Anche se si tratta di un romanzo, La fossa comune racchiude in sé tutto il valore documentario di un diario, poiché è il frutto delle reali esperienze dell’autore che si è trovato a vivere, per motivi di lavoro, nel periodo in cui la Russia ha subito il grande passaggio dall’URSS all’era di Eltsin.
« Nel corso della mia permanenza – spiega Alessandro Bastasi – ho assistito, giorno per giorno, al processo di dissoluzione del vecchio regime e alla nascita del nuovo e, giorno per giorno, annotavo quanto avveniva sul piano economico, sociale e politico. Non avevo ancora l’idea di scriverci sopra un romanzo, erano appunti sparsi per un utilizzo da definire. Poi nasce l’dea di mettere a confronto con questo processo il vissuto politico-culturale, ma soprattutto personale, di un ex sessantottino. Ho quindi costruito il personaggio e l’ho calato nella bolgia della Russia di quegli anni. »
“Il romanzo di Bastasi è dunque una storia che si muove, con disinvoltura e precisione, dentro la Storia (quella con la “S” maiuscola”) ma è anche la vicenda di un uomo, il protagonista, Vittorio Ronca, disegnato con profondità e intensità.” (Carlo Menzinger)
“Credo che il dato maggiormente rilevante del testo sia la passione. Si, la passione per qualcosa nella quale si crede svisceratamente, completamente, tanto da affidarle i propri sogni, le proprie speranze, la propria vita. Ho avuto l’impressione che la profondità di tale sentimento attribuito al protagonista non possa aver avuto origine direttamente sulla carta: ho sentito il cuore di Alessandro battere furiosamente all’unisono con quello del suo personaggio.” (Monica Caira)
“La fossa comune si può leggere come storia in sé. E’ gradevole, scorrevole, scritta con indubbia maestria. Davvero, potete leggerla così e poi magari scriverci sopra un bel riassunto. Oppure potete vederci la critica, schietta, leale e soprattutto “ di parte” , alla gangrena del neocapitalismo selvaggio, del profitto ad ogni costo, dei soldi facili, con cui comprare tutto e tutto corrompere, tutto sporcare. Dico “ di parte “, perché è un sollievo vedere che c’è ancora qualcuno capace di schierarsi, di dire da che parte sta, in quest’epoca di centrismo, di disimpegno, di ignavia spacciata per equilibrio e di equilibrismi spacciati per saggezza.” (Alessio Pracanica)
Bastasi parlerà del suo romanzo anche domenica 17 maggio, ore 15.00, nell’ambito di La prima volta di (Fuori Fiera alla 3 – Padiglione Esterno della Fiera Internazionale del Libro, Area Pedonale “Grattacielo Lancia” – via Caraglio angolo via Lancia).
Alessandro Bastasi è nato a Treviso il 21 ottobre 1949. Laureato in fisica all’università di Padova, attualmente vive a Milano e lavora come amministratore delegato di una società nel settore ICT.
Nella vita ha fatto l’attore e il cronista teatrale, ha scritto racconti vari e il romanzo, “La fossa comune”. L’approccio al mondo della scrittura gli è venuto naturale, essendo forte in lui la passione per l’espressione artistica. Quando una tematica gli sta a cuore la approfondisce e il modo migliore per chiarirsi le idee è proprio scrivere una storia che attraversi quel tema in profondità.

mercoledì 6 maggio 2009

Venerdì 8 maggio, alle 17:00, al Centro Libri Larizza di Solaro (MI)

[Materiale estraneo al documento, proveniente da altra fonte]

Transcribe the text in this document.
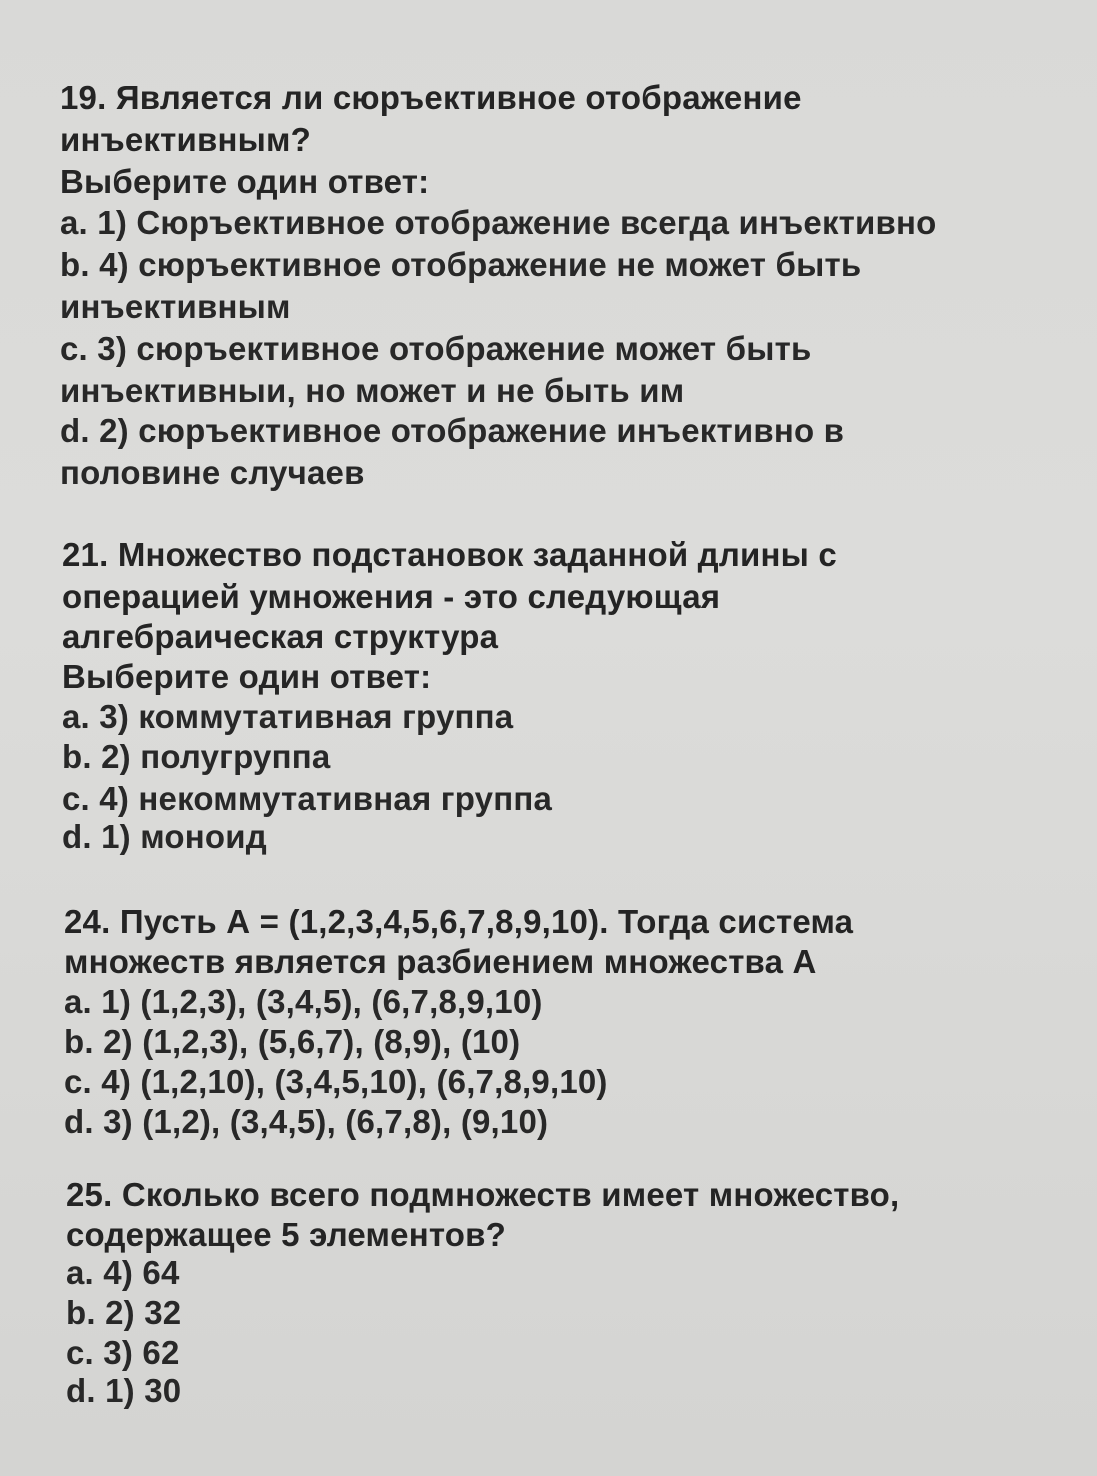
19. Является ли сюръективное отображение
инъективным?
Выберите один ответ:
a. 1) Сюръективное отображение всегда инъективно
b. 4) сюръективное отображение не может быть
инъективным
c. 3) сюръективное отображение может быть
инъективныи, но может и не быть им
d. 2) сюръективное отображение инъективно в
половине случаев
21. Множество подстановок заданной длины с
операцией умножения - это следующая
алгебраическая структура
Выберите один ответ:
a. 3) коммутативная группа
b. 2) полугруппа
c. 4) некоммутативная группа
d. 1) моноид
24. Пусть А = (1,2,3,4,5,6,7,8,9,10). Тогда система
множеств является разбиением множества А
a. 1) (1,2,3), (3,4,5), (6,7,8,9,10)
b. 2) (1,2,3), (5,6,7), (8,9), (10)
c. 4) (1,2,10), (3,4,5,10), (6,7,8,9,10)
d. 3) (1,2), (3,4,5), (6,7,8), (9,10)
25. Сколько всего подмножеств имеет множество,
содержащее 5 элементов?
a. 4) 64
b. 2) 32
c. 3) 62
d. 1) 30
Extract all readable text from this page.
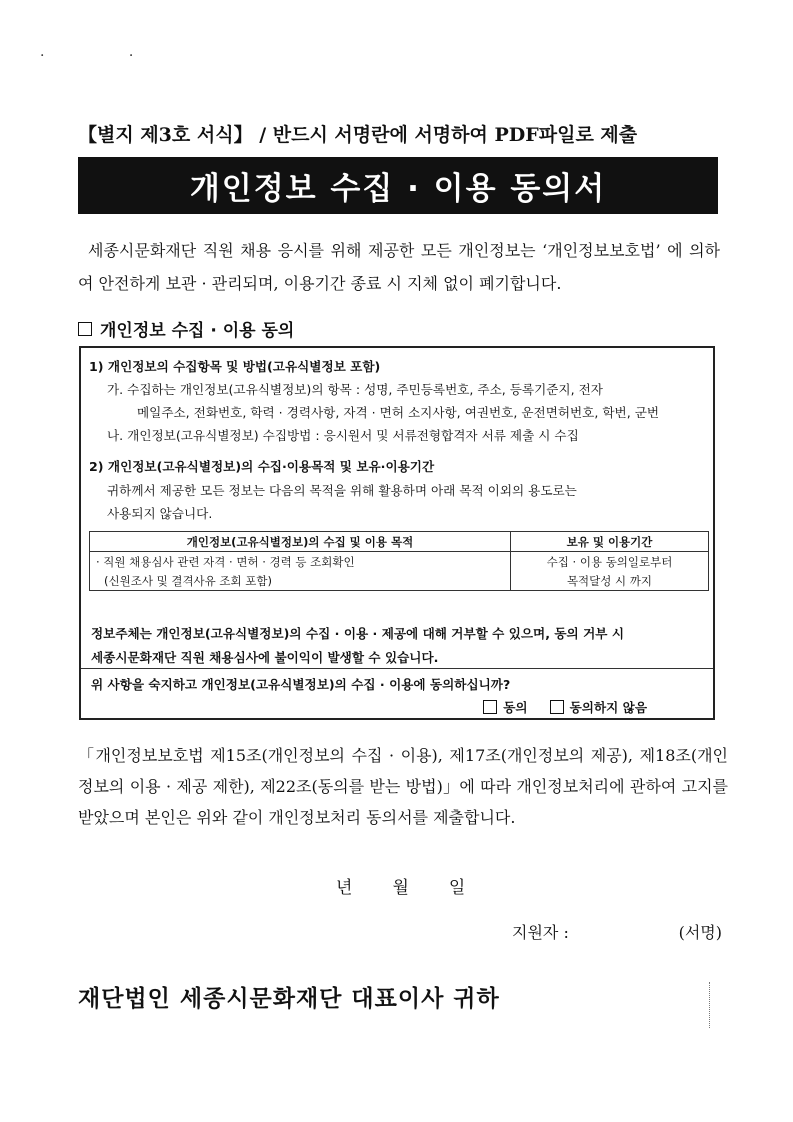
· ·
【별지 제3호 서식】 / 반드시 서명란에 서명하여 PDF파일로 제출
개인정보 수집 · 이용 동의서
세종시문화재단 직원 채용 응시를 위해 제공한 모든 개인정보는 ‘개인정보보호법’ 에 의하여 안전하게 보관 · 관리되며, 이용기간 종료 시 지체 없이 폐기합니다.
개인정보 수집 · 이용 동의
1) 개인정보의 수집항목 및 방법(고유식별정보 포함)
가. 수집하는 개인정보(고유식별정보)의 항목 : 성명, 주민등록번호, 주소, 등록기준지, 전자
메일주소, 전화번호, 학력 · 경력사항, 자격 · 면허 소지사항, 여권번호, 운전면허번호, 학번, 군번
나. 개인정보(고유식별정보) 수집방법 : 응시원서 및 서류전형합격자 서류 제출 시 수집
2) 개인정보(고유식별정보)의 수집·이용목적 및 보유·이용기간
귀하께서 제공한 모든 정보는 다음의 목적을 위해 활용하며 아래 목적 이외의 용도로는
사용되지 않습니다.
개인정보(고유식별정보)의 수집 및 이용 목적	보유 및 이용기간
· 직원 채용심사 관련 자격 · 면허 · 경력 등 조회확인	수집 · 이용 동의일로부터
(신원조사 및 결격사유 조회 포함)	목적달성 시 까지
정보주체는 개인정보(고유식별정보)의 수집 · 이용 · 제공에 대해 거부할 수 있으며, 동의 거부 시
세종시문화재단 직원 채용심사에 불이익이 발생할 수 있습니다.
위 사항을 숙지하고 개인정보(고유식별정보)의 수집 · 이용에 동의하십니까?
동의	동의하지 않음
「개인정보보호법 제15조(개인정보의 수집 · 이용), 제17조(개인정보의 제공), 제18조(개인정보의 이용 · 제공 제한), 제22조(동의를 받는 방법)」에 따라 개인정보처리에 관하여 고지를 받았으며 본인은 위와 같이 개인정보처리 동의서를 제출합니다.
년 월 일
지원자 :	(서명)
재단법인 세종시문화재단 대표이사 귀하
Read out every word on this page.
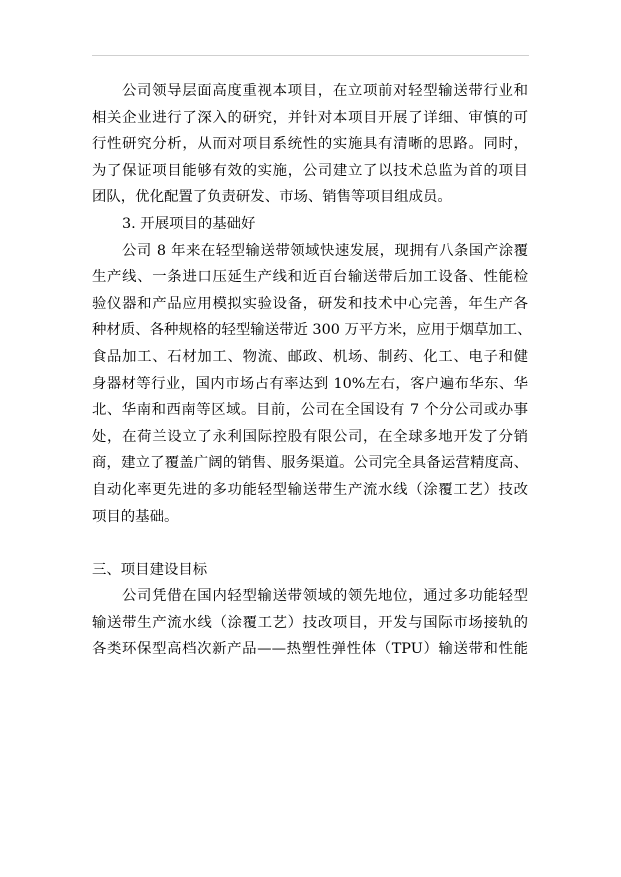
公司领导层面高度重视本项目，在立项前对轻型输送带行业和
相关企业进行了深入的研究，并针对本项目开展了详细、审慎的可
行性研究分析，从而对项目系统性的实施具有清晰的思路。同时，
为了保证项目能够有效的实施，公司建立了以技术总监为首的项目
团队，优化配置了负责研发、市场、销售等项目组成员。
3. 开展项目的基础好
公司 8 年来在轻型输送带领域快速发展，现拥有八条国产涂覆
生产线、一条进口压延生产线和近百台输送带后加工设备、性能检
验仪器和产品应用模拟实验设备，研发和技术中心完善，年生产各
种材质、各种规格的轻型输送带近 300 万平方米，应用于烟草加工、
食品加工、石材加工、物流、邮政、机场、制药、化工、电子和健
身器材等行业，国内市场占有率达到 10%左右，客户遍布华东、华
北、华南和西南等区域。目前，公司在全国设有 7 个分公司或办事
处，在荷兰设立了永利国际控股有限公司，在全球多地开发了分销
商，建立了覆盖广阔的销售、服务渠道。公司完全具备运营精度高、
自动化率更先进的多功能轻型输送带生产流水线（涂覆工艺）技改
项目的基础。
三、项目建设目标
公司凭借在国内轻型输送带领域的领先地位，通过多功能轻型
输送带生产流水线（涂覆工艺）技改项目，开发与国际市场接轨的
各类环保型高档次新产品——热塑性弹性体（TPU）输送带和性能
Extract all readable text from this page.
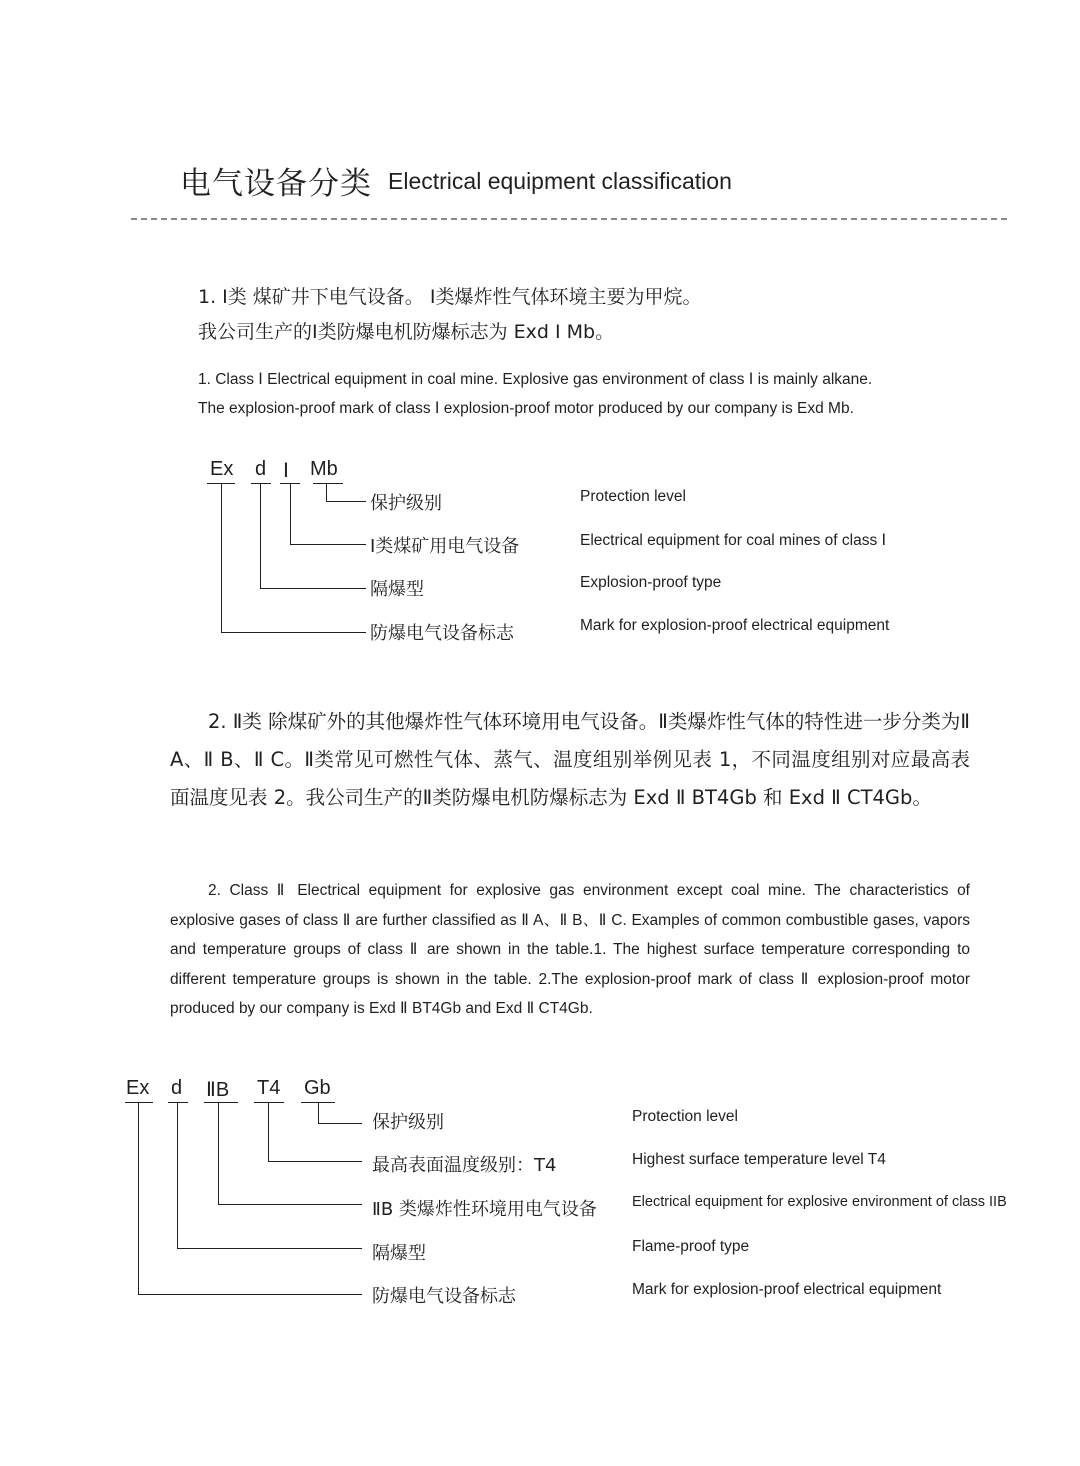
电气设备分类 Electrical equipment classification
1. Ⅰ类 煤矿井下电气设备。 Ⅰ类爆炸性气体环境主要为甲烷。
我公司生产的Ⅰ类防爆电机防爆标志为 Exd Ⅰ Mb。
1. Class Ⅰ Electrical equipment in coal mine. Explosive gas environment of class Ⅰ is mainly alkane.
The explosion-proof mark of class Ⅰ explosion-proof motor produced by our company is Exd Mb.
Ex d Ⅰ Mb
保护级别	Protection level
Ⅰ类煤矿用电气设备	Electrical equipment for coal mines of class Ⅰ
隔爆型	Explosion-proof type
防爆电气设备标志	Mark for explosion-proof electrical equipment
2. Ⅱ类 除煤矿外的其他爆炸性气体环境用电气设备。Ⅱ类爆炸性气体的特性进一步分类为Ⅱ A、Ⅱ B、Ⅱ C。Ⅱ类常见可燃性气体、蒸气、温度组别举例见表 1，不同温度组别对应最高表面温度见表 2。我公司生产的Ⅱ类防爆电机防爆标志为 Exd Ⅱ BT4Gb 和 Exd Ⅱ CT4Gb。
2. Class Ⅱ Electrical equipment for explosive gas environment except coal mine. The characteristics of explosive gases of class Ⅱ are further classified as Ⅱ A、Ⅱ B、Ⅱ C. Examples of common combustible gases, vapors and temperature groups of class Ⅱ are shown in the table.1. The highest surface temperature corresponding to different temperature groups is shown in the table. 2.The explosion-proof mark of class Ⅱ explosion-proof motor produced by our company is Exd Ⅱ BT4Gb and Exd Ⅱ CT4Gb.
Ex d ⅡB T4 Gb
保护级别	Protection level
最高表面温度级别：T4	Highest surface temperature level T4
ⅡB 类爆炸性环境用电气设备 Electrical equipment for explosive environment of class IIB
隔爆型	Flame-proof type
防爆电气设备标志	Mark for explosion-proof electrical equipment
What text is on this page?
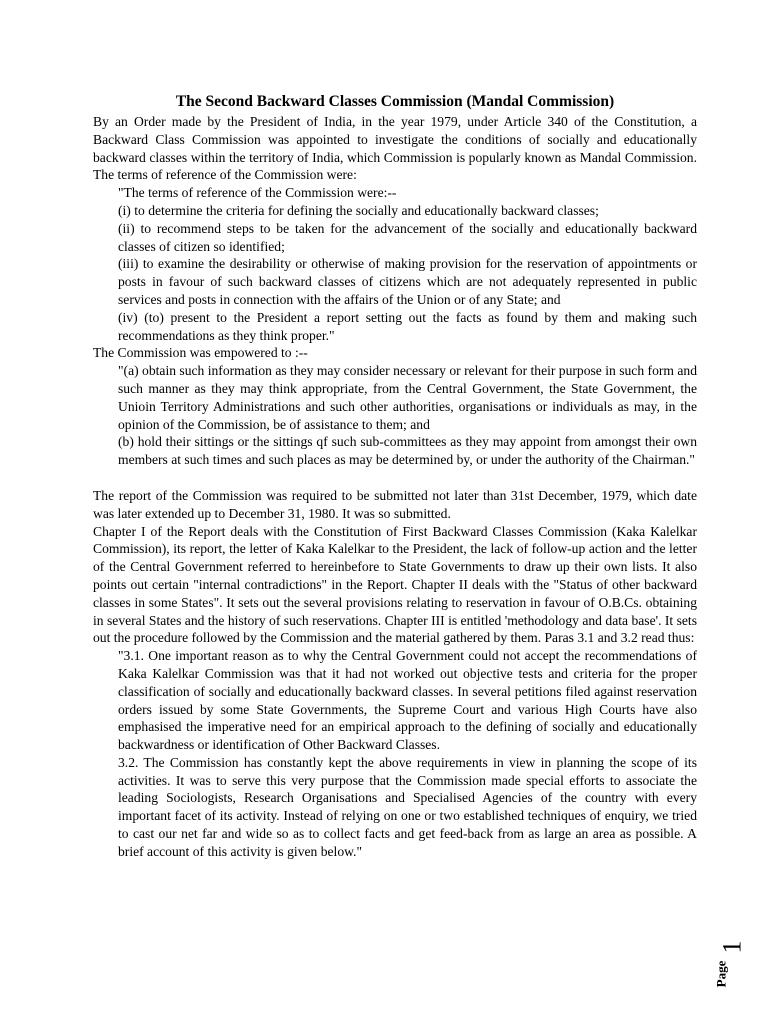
The Second Backward Classes Commission (Mandal Commission)

By an Order made by the President of India, in the year 1979, under Article 340 of the Constitution, a Backward Class Commission was appointed to investigate the conditions of socially and educationally backward classes within the territory of India, which Commission is popularly known as Mandal Commission. The terms of reference of the Commission were:

"The terms of reference of the Commission were:--

(i) to determine the criteria for defining the socially and educationally backward classes;

(ii) to recommend steps to be taken for the advancement of the socially and educationally backward classes of citizen so identified;

(iii) to examine the desirability or otherwise of making provision for the reservation of appointments or posts in favour of such backward classes of citizens which are not adequately represented in public services and posts in connection with the affairs of the Union or of any State; and

(iv) (to) present to the President a report setting out the facts as found by them and making such recommendations as they think proper."

The Commission was empowered to :--

"(a) obtain such information as they may consider necessary or relevant for their purpose in such form and such manner as they may think appropriate, from the Central Government, the State Government, the Unioin Territory Administrations and such other authorities, organisations or individuals as may, in the opinion of the Commission, be of assistance to them; and

(b) hold their sittings or the sittings qf such sub-committees as they may appoint from amongst their own members at such times and such places as may be determined by, or under the authority of the Chairman."

The report of the Commission was required to be submitted not later than 31st December, 1979, which date was later extended up to December 31, 1980. It was so submitted.

Chapter I of the Report deals with the Constitution of First Backward Classes Commission (Kaka Kalelkar Commission), its report, the letter of Kaka Kalelkar to the President, the lack of follow-up action and the letter of the Central Government referred to hereinbefore to State Governments to draw up their own lists. It also points out certain "internal contradictions" in the Report. Chapter II deals with the "Status of other backward classes in some States". It sets out the several provisions relating to reservation in favour of O.B.Cs. obtaining in several States and the history of such reservations. Chapter III is entitled 'methodology and data base'. It sets out the procedure followed by the Commission and the material gathered by them. Paras 3.1 and 3.2 read thus:

"3.1. One important reason as to why the Central Government could not accept the recommendations of Kaka Kalelkar Commission was that it had not worked out objective tests and criteria for the proper classification of socially and educationally backward classes. In several petitions filed against reservation orders issued by some State Governments, the Supreme Court and various High Courts have also emphasised the imperative need for an empirical approach to the defining of socially and educationally backwardness or identification of Other Backward Classes.

3.2. The Commission has constantly kept the above requirements in view in planning the scope of its activities. It was to serve this very purpose that the Commission made special efforts to associate the leading Sociologists, Research Organisations and Specialised Agencies of the country with every important facet of its activity. Instead of relying on one or two established techniques of enquiry, we tried to cast our net far and wide so as to collect facts and get feed-back from as large an area as possible. A brief account of this activity is given below."

Page
1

La fossa comune parteciperà alla Prima Rassegna di Piccoli Editori in Libreria, nel Centro Libri Larizza di Solaro (MI). 
L'autore incontrerà i lettori venerdì 8 maggio alle ore 17:00

lunedì 4 maggio 2009

Alessio Pracanica presenta il suo "Racconti dell'età del rap"

Venerdì 15 maggio a Monza avrò il piacere di presentare il libro di Alessio Pracanica "Racconti dell'età del rap". Di questo libro ho scritto: 
"E’ un romanzo, questo libro di racconti, come si può considerare un “romanzo” I quarantanove racconti di Hemingway. Non importa che i personaggi, nei ventidue racconti di questo libro, si muovano al giorno d’oggi, ai tempi di Enea o nel futuro, non importa che le location siano le più svariate e scollegate tra di loro, è la inesauribile capacità di affabulazione dell’autore che funge da collante, il ritmo, la struttura, le atmosfere. 
Di Alessio Pracanica mi sembra di sentire la voce, lui non scrive, racconta, come raccontavano i cantastorie della sua terra o come raccontavano i contadini veneti, la sera, al fresco dell’estate sull’aia o dentro il caldo dell’inverno nelle stalle. 
E’ la musica, è la magia della narrazione che incantano il lettore, la grande capacità di questo autore di trascinarti senza soluzione di continuità in atmosfere le più variegate: da surreali a maledettamente concrete, dagli spazi immensi delle Intestates statunitensi al chiuso di una stanza d’albergo dove si consumano i drammi della più desolata solitudine, dalle ironie maliziose di chi, di fronte a boriosi saccenti dimostra di conoscere davvero la realtà della vita, alla crudeltà del vivere in quest’epoca fatta di conformismi feroci cui si tende a conformarsi pena l’esclusione sociale, fino alla consolazione di un piccolo evento cui aggrapparsi, fosse solo una sigaretta sgualcita trovata nel fondo delle tasche, un piccolo evento che uno se lo può portare a casa, coccolarselo, lavorarci sopra e rimodellarlo per dare una speranza a una vita senza senso. 
E’ un romanzo, dicevo, e il tema è appunto a mio parere la solitudine, l’incomprensione reciproca che porta a una sorta di autismo collettivo, alla crudeltà nascosta nelle pieghe di un vivere “civile” che da un lato la nega dall’altro la consuma nelle relazioni malate, nella tristezza che si fa rancore, nella negazione di un gesto di solidarietà.
Tutto ciò traspare sia dall’architettura di questo insieme di racconti, sia dallo stile, o meglio, dagli stili che Pracanica usa con maestria, a seconda del contesto in cui colloca il suo raccontare, e dal ritmo rap che complessivamente ne scaturisce, dalla circolarità di alcuni “capitoli” di questo tutt’uno, con a volte ripetizioni di frasi quasi fossero un refrain, dal virare verso finali imprevedibili di una storia che trascorre fino a un certo punto su binari desolati ma lineari … 
Un libro importante, questo di Pracanica, che disegna un panorama criticissimo della società contemporanea, con poche piccole speranze. Un libro dove si coglie una cultura letteraria profonda, elaborata e rimescolata secondo una cifra molto personale, con assonanze colte che vanno dalla migliore letteratura americana fino a Cesare Pavese (non a caso), solo per citarne un paio."